If you’ve never seen a galaxy with tentacles, now’s your chance.

NASA's Hubble Telescope Shows the World an Incredible Jellyfish Galaxy
Image taken by the Hubble Space Telescope of a jellyfish galaxy. PAN

We know little about the millions and millions of galaxies that surround us, but we do know some general characteristics about their formation and composition. Recently, thanks to information published on the NASA website, we had the opportunity to to see with our own eyes type of galaxy that is not usual be able to observe and which is called jellyfish galaxy. Below, we explain the reason for its name and tell what we know about this interesting discovery by the NASA space telescope.

Galaxies scattered across the cosmos, with shapes and features that show their composition

O Galaxy that the Hubble telescope shows us in one of its last tweets was called JW100 and is the protagonist of a snapshot that invites us to tell what’s special about these jellyfish galaxies and how they were formed. According to information released by the US space agency, these gas wires that can be observed in the disk of the galaxy are formed by a process called drag pressure and what does it mean that the gas what is contained in it is being releasedchecking out the curious way of being marine.

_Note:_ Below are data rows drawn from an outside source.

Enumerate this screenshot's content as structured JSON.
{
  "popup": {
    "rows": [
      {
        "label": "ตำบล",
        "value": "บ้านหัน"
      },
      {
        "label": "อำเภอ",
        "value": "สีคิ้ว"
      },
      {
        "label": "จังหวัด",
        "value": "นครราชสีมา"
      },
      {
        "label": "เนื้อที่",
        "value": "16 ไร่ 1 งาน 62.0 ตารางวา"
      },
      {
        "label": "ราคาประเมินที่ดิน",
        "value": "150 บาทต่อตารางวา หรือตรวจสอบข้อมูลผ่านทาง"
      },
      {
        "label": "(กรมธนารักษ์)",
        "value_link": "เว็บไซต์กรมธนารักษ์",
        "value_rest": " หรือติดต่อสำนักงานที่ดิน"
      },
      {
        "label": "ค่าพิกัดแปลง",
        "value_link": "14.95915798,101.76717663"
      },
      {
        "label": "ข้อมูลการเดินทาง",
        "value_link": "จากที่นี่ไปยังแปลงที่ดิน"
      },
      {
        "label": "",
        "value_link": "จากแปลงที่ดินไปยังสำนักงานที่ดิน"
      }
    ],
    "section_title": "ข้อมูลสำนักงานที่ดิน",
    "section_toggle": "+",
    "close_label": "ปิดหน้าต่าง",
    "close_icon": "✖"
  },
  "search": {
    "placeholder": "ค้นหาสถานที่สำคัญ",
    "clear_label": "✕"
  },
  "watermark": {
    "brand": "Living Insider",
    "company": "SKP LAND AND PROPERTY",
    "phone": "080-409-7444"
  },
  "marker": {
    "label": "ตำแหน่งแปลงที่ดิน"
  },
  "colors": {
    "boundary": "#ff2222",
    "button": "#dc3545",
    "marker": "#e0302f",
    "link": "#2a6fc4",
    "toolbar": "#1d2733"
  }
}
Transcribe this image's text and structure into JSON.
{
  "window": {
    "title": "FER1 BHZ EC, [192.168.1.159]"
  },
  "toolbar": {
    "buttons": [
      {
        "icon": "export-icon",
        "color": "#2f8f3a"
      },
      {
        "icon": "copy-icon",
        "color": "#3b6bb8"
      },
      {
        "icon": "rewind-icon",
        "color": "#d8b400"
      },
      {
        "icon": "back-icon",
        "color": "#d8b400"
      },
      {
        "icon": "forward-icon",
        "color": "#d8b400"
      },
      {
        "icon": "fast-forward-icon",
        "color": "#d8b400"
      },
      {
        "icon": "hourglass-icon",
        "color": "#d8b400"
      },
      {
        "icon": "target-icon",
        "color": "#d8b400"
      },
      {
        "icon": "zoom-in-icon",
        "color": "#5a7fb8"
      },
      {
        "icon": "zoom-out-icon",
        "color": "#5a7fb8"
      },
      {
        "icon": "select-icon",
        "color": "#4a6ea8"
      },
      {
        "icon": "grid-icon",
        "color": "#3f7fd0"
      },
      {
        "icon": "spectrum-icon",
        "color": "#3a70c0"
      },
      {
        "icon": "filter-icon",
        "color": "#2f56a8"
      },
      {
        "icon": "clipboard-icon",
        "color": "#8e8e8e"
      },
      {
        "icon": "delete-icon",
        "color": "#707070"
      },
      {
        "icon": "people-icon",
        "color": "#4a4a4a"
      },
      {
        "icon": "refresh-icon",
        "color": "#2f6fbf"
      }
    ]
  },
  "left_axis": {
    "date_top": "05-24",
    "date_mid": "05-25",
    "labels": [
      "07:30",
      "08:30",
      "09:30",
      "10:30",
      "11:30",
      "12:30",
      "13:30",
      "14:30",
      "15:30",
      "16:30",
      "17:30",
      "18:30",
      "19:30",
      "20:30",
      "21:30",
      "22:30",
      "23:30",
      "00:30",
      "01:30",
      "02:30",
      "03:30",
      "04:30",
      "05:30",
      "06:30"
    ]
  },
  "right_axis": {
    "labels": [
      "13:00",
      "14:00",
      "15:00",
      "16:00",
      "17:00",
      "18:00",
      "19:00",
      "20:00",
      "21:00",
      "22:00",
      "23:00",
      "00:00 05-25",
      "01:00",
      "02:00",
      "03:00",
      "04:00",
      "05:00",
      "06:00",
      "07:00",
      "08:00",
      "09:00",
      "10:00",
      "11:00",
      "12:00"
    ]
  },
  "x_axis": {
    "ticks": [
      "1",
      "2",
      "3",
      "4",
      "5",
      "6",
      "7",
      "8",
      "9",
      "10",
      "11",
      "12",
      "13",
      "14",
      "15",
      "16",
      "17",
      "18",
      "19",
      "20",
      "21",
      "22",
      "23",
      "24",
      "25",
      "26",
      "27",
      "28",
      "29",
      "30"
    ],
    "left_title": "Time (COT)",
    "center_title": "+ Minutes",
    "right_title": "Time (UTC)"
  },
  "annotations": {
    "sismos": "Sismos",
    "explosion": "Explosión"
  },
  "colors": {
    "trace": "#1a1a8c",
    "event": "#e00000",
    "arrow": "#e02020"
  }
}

That’s why astronomers, when they observe a galaxy with this kind of process going on, coined the term jellyfish, because we can see how the gas seems to behave as if it were still wet paint on a painting. In case of JW100we are talking about a jellyfish galaxy that is located 800 million light years from our position and which fits the constellation pegasus. As galaxies are often grouped together, we can say that the rest of elliptical compositions of the image are also galaxies in the same group.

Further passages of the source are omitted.